As 2013 drew to a close, Jim Lauderdale simultaneously released "Blue Moon Junction" and "Black Roses," albums that - quality aside - could not be more dissimilar.
Both co-written with Robert Hunter, their fifth and sixth such collaboration, "Blue Moon Junction" is Lauderdale performing solo, just acoustic guitar and voice. With such an effective presentation, one wonders why Lauderdale never before elected to present himself in such an unadorned fashion.
On "Blue Moon Junction," Lauderdale encourages songs to the fore as he has never before. With nothing between the lyric and listener but his voice and guitar, each word and note takes on additional dimension.
Consider the second stanza of Shadowfall, a mid-set song that reads like something one might uncover within a tome of obscure 18th century poetry:
"Songbirds were so strangely still this morning
Like during an eclipse as dark as light
All pretense of hope forever scorning
Exploding into shards of endless night."
Guitar absent, Lauderdale sings the words - more blue than depression - with the gravity of darkness compressing any hope, even as dice roll.
The album's opening track Land of My Dreams features a stranger "trying to find where he belongs, the right place to sing his songs" within its chorus. From all appearances, Lauderdale has found that locale on this album.

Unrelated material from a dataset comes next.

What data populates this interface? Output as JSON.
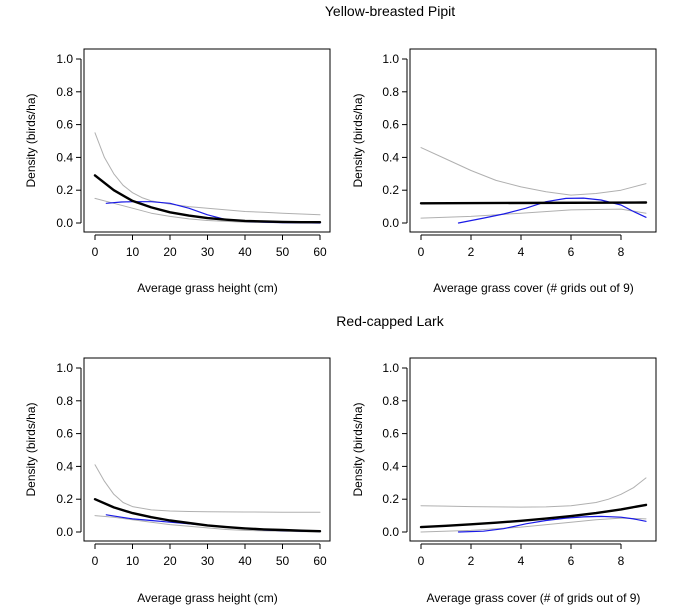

Hunter-Lauderdale pieces do not get better than Morgan Montague. Capturing a life set sometime in the past - Montague could have lived at any time over the past 500 years - Montague hangs for a crime he claims he didn't commit, although one suspects he is far from innocent. We know not much about him, beyond the knowledge that we stand where he died. This lack of clarity doesn't lessen the chill that "before the frost is on my grave, you'll lie beside me here."
Nocturnal riders and ancient words give 13 Horsemen definition, faith, shadow and fear conflicting within one's soul. Hunter's lyrical mysticism is on full display within the title track ("Junkshop of my passion, museum of memories...back in the long ago") with Lauderdale's voice - unhurried, direct, and plain - given every opportunity to reveal itself as original, as natural, and as dynamic as John Hiatt's and Bruce Springsteen's.
One can picture Lauderdale singing these songs from a stool within a sparsely populated venue, each listener sitting in stunned silence as songs reveal truths not before exposed, each song "peals of naked thunder or some solitary word."